General characteristics
- Class & type: Mikhail Kalinin-class ocean liner
- Tonnage: 4,871 GRT; 1,358 DWT;
- Length: 122.15 m (400.75 ft)
- Beam: 16.00 m (52.49 ft)
- Height: 7.60 m (24.93 ft)
- Draught: 5.21 m (17.09 ft)16.00 m (52.49 ft)
- Installed power: 2 × MAN-DMR K6Z57/80 diesels,; 6,192 kW (8,304 hp);
- Propulsion: 2 propellers
- Speed: 17.0 knots (31.5 km/h; 19.6 mph)
- Capacity: 333 passengers
- Crew: 134

= MS Excelsior Neptune =

MS Excelsior Neptune (originally, the Feliks Dzerzhinskiy) was an ocean liner owned by the Soviet Union's Black Sea Shipping Company. She was built in 1958 by VEB Mathias-Thesen Werft, Wismar, East Germany, as one of the Mikhail Kalinin series of ships. It was named after Felix Dzerzhinsky, a Soviet statesman and founder of the Soviet secret police (Cheka).

The Feliks Dzerzhinskiy entered regular service with the Black Sea Shipping between Odessa and Alexandria in 1958, and after 1970 she was used by the Far East Shipping between Vladivostok and Kamchatka, and from Nakhodka to Yokohama and Hong Kong.
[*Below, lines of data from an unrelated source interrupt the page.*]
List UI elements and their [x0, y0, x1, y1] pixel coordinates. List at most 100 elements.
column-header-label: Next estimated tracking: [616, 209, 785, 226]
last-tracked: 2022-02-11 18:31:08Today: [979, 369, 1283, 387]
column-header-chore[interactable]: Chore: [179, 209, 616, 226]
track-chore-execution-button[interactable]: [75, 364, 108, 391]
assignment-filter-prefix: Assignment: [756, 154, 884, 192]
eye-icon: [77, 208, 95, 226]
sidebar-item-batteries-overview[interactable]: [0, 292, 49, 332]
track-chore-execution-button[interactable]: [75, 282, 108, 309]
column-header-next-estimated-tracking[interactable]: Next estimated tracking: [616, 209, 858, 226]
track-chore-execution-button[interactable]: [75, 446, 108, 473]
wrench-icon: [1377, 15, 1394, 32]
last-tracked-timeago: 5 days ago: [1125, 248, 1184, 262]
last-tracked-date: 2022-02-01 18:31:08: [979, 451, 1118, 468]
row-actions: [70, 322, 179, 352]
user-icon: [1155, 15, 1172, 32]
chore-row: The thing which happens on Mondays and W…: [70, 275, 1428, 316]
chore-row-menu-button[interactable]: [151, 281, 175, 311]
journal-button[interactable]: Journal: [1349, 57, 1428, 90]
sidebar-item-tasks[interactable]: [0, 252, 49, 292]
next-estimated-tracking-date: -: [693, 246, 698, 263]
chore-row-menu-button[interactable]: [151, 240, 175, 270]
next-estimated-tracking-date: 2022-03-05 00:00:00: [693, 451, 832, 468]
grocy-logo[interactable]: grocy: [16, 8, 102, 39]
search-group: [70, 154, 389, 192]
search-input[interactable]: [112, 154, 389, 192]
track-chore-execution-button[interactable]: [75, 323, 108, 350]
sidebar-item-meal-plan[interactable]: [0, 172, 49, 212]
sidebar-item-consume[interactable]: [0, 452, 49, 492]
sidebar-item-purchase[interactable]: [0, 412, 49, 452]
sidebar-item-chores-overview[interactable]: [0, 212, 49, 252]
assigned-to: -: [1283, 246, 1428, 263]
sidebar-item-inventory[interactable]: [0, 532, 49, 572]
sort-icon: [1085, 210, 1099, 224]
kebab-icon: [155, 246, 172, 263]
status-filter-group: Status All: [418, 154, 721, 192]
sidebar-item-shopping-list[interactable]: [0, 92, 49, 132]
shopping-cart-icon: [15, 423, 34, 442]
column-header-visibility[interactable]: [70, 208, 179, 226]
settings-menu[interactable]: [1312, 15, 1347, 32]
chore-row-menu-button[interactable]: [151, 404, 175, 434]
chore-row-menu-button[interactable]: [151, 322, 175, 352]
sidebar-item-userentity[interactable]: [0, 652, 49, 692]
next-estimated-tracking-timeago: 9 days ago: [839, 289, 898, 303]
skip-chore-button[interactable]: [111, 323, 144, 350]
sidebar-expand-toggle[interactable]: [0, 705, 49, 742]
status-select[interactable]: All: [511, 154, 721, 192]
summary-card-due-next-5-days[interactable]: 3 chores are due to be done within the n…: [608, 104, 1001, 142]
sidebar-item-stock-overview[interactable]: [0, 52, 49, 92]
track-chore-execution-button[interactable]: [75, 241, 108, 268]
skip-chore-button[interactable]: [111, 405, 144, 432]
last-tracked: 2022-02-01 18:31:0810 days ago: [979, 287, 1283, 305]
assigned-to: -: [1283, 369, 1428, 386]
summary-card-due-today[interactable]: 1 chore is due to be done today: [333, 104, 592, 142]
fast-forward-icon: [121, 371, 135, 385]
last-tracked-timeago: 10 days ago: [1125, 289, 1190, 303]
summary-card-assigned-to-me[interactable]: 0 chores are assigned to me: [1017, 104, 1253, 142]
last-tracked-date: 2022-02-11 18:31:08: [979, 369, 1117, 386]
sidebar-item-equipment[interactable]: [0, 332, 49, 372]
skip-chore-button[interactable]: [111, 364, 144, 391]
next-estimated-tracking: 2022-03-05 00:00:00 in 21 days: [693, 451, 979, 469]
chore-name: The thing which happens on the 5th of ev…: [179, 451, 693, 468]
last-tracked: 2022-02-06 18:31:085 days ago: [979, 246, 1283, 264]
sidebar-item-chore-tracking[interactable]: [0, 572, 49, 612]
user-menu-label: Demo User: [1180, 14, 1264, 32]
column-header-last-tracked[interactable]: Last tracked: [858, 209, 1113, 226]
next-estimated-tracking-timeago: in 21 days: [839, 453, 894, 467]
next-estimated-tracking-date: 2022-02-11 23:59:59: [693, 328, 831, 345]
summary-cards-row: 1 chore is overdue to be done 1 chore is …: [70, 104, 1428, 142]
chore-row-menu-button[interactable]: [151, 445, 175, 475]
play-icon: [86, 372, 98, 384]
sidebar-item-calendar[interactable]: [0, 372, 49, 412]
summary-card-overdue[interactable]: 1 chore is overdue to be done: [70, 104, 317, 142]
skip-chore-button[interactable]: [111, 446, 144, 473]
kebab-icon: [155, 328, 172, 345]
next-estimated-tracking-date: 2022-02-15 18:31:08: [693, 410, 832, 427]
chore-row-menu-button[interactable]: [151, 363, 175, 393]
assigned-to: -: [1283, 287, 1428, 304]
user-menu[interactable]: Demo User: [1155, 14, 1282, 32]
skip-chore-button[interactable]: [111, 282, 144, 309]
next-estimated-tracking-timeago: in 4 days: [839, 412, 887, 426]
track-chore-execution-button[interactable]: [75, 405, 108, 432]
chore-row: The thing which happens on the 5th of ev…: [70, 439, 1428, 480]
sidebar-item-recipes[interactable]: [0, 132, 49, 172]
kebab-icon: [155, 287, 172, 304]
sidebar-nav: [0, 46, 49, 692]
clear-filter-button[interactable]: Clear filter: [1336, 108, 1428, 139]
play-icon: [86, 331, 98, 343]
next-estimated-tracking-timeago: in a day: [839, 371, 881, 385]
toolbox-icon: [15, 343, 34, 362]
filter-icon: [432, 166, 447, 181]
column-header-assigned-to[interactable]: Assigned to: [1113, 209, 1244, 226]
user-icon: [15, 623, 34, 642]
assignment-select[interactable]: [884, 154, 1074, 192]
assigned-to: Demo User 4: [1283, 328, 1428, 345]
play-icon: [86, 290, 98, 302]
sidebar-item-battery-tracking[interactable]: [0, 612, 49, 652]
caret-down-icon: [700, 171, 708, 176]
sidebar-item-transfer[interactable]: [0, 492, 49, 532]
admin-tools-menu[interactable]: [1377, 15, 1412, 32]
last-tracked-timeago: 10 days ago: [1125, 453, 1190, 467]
In the late 1970s she was also used by the CTC Line for Pacific Ocean cruises out of Fremantle and Sydney.

In 1988 she was renamed Excelsior Neptune, and was sold to Chinese interests in 1992. It was planned to rebuild her as a cruise ship, along with her sister ship Excelsior Mercury (formerly the Mariya Ulyanova), but she sank in January 1993 while being towed from Hong Kong to Guangzhou.